I have a 1st year hive (from a package in April). They seem to have not drawn out the foundation in an even fashion - right now, on almost all of the frames in the upper chamber which have honey in them, the bees have drawn out the comb so that it extends past the edge of the frame. If I lift up the frame, the comb is scraped open and the bees go a little nuts.
Here's an example of what I am talking about (click to enlarge):
This situation is on a lot of the frames.
I know I can find a frame where I can remove it safely, then scoot the others around. But I was wondering what I can do about this (and when). I don't think I want to mess around too much now as winter is approaching. I was thinking of waiting for spring, when the bees have (hopefully) eaten the honey in the frames; then I can do something.
But I am not sure what I can do in the spring.

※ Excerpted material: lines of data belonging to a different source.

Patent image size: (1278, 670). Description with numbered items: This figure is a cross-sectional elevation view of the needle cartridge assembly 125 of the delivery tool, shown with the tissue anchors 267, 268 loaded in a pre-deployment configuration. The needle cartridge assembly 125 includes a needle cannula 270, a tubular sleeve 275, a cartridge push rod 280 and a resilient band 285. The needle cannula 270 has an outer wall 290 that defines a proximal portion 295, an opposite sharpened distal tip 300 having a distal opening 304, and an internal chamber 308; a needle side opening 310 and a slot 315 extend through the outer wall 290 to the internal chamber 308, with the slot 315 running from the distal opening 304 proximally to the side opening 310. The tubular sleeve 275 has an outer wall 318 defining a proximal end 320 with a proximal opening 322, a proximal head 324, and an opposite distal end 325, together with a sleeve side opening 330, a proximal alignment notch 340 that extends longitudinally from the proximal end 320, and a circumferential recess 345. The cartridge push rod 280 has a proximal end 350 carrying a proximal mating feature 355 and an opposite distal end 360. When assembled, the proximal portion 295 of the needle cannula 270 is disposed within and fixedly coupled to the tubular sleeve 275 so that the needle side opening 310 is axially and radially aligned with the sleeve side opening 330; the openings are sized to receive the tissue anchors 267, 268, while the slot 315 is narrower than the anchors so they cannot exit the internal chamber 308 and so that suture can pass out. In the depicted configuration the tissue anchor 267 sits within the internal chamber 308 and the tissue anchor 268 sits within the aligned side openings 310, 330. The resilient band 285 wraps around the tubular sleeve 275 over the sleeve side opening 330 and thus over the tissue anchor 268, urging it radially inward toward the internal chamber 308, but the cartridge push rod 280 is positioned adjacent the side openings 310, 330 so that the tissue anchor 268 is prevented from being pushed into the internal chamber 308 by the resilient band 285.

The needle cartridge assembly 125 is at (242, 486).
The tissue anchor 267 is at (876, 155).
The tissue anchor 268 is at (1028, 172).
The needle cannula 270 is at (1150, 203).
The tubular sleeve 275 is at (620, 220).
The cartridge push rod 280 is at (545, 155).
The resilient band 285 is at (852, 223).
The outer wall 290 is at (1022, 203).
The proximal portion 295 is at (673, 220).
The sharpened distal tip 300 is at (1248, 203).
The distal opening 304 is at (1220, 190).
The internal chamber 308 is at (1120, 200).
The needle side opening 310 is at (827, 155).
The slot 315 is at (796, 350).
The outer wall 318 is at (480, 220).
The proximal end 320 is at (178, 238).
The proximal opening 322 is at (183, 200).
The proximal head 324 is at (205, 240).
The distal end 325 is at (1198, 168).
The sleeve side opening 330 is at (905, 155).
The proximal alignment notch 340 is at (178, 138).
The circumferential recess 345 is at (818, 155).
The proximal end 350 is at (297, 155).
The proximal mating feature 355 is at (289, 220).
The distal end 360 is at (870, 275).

My options seem to be 1) replace with a new frame (of undrawn foundation), or 2) try to cut / push down the protruding comb and let the bees clean up the edges.
Am I right that bees use the adjacent frame to judge the proper spacing? If I put in a new undrawn frame, what's to keep the bees from doing the same thing, just adding on to the adjacent drawn frame, thus creating the same problem?
At the various outdoor meetings of our bee club over the summer I didn't see this problem in others' hives. Is it also related to the fact I started on wax coated plastic foundation?
Thanks in advance for your comments and suggestions.